Un importante anniversario va ricordato nel quadro del 25° della prima guerra del Golfo: essa è la prima guerra a cui partecipa la Repubblica italiana, violando il principio, affermato dall’Articolo 11 della Costituzione, che «l’Italia ripudia la guerra come strumento di offesa alla libertà degli altri popoli e come mezzo di risoluzione delle controversie internazionali».Nel settembre 1990, su decisione del sesto governo Andreotti, l’Italia invia nella base di Al Dhafra negli Emirati Arabi Uniti una componente aerea di cacciabombardieri Tornado.
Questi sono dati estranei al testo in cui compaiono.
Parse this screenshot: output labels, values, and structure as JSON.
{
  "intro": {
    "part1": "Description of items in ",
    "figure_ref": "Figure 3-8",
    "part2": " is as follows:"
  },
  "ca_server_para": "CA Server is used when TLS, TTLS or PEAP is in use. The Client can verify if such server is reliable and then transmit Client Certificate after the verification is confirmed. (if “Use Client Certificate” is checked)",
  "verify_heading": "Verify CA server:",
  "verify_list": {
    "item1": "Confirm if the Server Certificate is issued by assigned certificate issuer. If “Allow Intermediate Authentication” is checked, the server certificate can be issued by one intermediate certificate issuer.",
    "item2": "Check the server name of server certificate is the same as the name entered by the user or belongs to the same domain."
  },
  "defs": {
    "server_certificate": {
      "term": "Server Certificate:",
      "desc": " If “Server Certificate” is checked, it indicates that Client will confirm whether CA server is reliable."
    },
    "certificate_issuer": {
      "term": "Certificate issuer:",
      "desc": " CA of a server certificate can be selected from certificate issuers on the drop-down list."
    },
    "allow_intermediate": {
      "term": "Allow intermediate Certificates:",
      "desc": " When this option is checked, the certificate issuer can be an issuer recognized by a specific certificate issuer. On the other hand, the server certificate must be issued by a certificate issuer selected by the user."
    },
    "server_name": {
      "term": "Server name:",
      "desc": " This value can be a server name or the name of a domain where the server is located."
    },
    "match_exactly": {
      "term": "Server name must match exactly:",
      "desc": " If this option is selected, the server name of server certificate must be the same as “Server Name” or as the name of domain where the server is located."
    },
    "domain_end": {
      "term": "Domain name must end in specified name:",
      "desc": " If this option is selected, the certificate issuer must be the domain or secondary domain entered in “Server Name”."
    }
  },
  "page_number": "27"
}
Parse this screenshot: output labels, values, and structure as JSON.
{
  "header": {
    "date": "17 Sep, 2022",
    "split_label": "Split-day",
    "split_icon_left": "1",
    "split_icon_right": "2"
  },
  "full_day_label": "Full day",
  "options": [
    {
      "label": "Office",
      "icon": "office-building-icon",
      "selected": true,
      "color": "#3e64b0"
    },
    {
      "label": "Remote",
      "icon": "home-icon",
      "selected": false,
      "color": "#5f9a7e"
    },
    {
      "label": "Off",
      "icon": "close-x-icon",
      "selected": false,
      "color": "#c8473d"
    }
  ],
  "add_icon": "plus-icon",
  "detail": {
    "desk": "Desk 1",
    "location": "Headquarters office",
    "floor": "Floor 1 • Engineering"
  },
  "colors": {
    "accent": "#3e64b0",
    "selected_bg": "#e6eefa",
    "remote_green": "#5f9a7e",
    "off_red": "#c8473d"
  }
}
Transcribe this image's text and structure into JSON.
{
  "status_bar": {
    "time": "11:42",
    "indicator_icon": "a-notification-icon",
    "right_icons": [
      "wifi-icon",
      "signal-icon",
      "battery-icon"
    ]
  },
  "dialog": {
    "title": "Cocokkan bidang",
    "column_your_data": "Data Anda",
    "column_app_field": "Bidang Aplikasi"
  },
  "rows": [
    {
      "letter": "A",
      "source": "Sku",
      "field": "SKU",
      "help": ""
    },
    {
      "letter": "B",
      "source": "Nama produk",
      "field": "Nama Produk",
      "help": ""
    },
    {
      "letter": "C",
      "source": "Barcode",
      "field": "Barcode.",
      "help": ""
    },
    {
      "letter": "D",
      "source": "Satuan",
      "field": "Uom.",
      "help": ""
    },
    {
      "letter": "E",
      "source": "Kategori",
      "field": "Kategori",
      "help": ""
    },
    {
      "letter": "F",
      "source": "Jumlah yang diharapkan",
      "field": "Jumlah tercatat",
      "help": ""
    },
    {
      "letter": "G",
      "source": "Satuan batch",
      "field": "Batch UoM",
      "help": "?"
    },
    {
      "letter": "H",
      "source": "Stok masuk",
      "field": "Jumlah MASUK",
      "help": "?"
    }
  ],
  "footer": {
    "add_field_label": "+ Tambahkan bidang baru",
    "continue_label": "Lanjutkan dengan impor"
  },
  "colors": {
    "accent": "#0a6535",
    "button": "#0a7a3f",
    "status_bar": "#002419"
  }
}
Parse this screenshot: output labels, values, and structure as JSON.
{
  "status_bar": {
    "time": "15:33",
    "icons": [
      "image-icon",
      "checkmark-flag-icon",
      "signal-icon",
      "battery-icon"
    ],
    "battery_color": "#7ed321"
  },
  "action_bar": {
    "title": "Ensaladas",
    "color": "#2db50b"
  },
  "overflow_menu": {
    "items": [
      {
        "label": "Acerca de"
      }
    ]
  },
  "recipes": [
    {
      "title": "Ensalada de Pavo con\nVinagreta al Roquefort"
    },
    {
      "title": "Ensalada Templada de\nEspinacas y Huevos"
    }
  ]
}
Nella notte tra il 17 e il 18 gennaio 1991, 8 Tornado italiani decollano per bombardare obiettivi iracheni stabiliti dal comando Usa, in quella che l’Aeronautica ricorda ufficialmente come «la prima missione di guerra compiuta dall’Aeronautica italiana, 46 anni dopo la fine della Seconda guerra mondiale».
A questa missione (durante la quale un Tornado viene abbattuto e i due piloti fatti prigionieri) seguono altre missioni di bombardamento sempre sotto comando Usa, per complessive 226 sortite, tutte «coronate da pieno successo». Si aggiungono 244 missioni italiane di velivoli da trasporto e 384 di velivoli da ricognizione, «operanti in Turchia nel quadro della Ace Mobile Force Nato» (a conferma che la Nato, pur senza intervenire ufficialmente, partecipa in realtà alla guerra con sue forze e basi).
Questa «prima missione di guerra» è decisiva per il varo del «nuovo modello di difesa» subito dopo la guerra del Golfo, sulla scia del riorientamento strategico Usa/Nato.
Nell’ottobre 1991 il Ministero della difesa pubblica il rapporto «Modello di Difesa / Lineamenti di sviluppo delle FF.AA. negli anni ’90». Il documento riconfigura la collocazione dell’Italia, definendola «elemento centrale dell’area geostrategica che si estende unitariamente dallo Stretto di Gibilterra fino al Mar Nero, collegandosi, attraverso Suez, col Mar Rosso, il Corno d’Africa e il Golfo Persico». Stabilisce quindi che «gli obiettivi permanenti della politica di sicurezza italiana si configurano nella tutela degli interessi nazionali, nell’accezione più vasta di tali termini, ovunque sia necessario», in particolare di quegli interessi che «incidono sul sistema economico e sullo sviluppo del sistema produttivo».
Il «nuovo modello di difesa» passa quindi da un governo all’altro, senza che il parlamento lo discuta mai in quanto tale.
Nel 1993 – mentre l’Italia partecipa all’operazione militare lanciata dagli Usa in Somalia, e al governo Amato subentra quello Ciampi – lo Stato maggiore della difesa dichiara che «occorre essere pronti a proiettarsi a lungo raggio» per difendere ovunque gli «interessi vitali».
Nel 1995, durante il governo Dini, afferma che «la funzione delle forze armate trascende lo stretto ambito militare per assurgere a misura dello status del paese nel contesto internazionale».
Nel 1996, durante il governo Prodi, si ribadisce che «la politica della difesa è strumento della politica estera».
Nel 2005, durante il governo Berlusconi, si precisa che le forze armate devono «salvaguardare gli interessi del paese nelle aree di interesse strategico», le quali comprendono, oltre alle aree Nato e Ue, i Balcani, l’Europa orientale, il Caucaso, l’Africa settentrionale, il Corno d’Africa, il Medio Oriente e il Golfo Persico.
Attraverso questi e successivi passaggi, si demolisce un pilastro fondamentale della Repubblica italiana, per mano dei governi di ogni tinta e con la complicità di un parlamento che, in stragrande maggioranza, acconsente o resta inerte. Mentre l’Italia, sempre sotto comando Usa direttamente o nel quadro Nato, passa di guerra in guerra.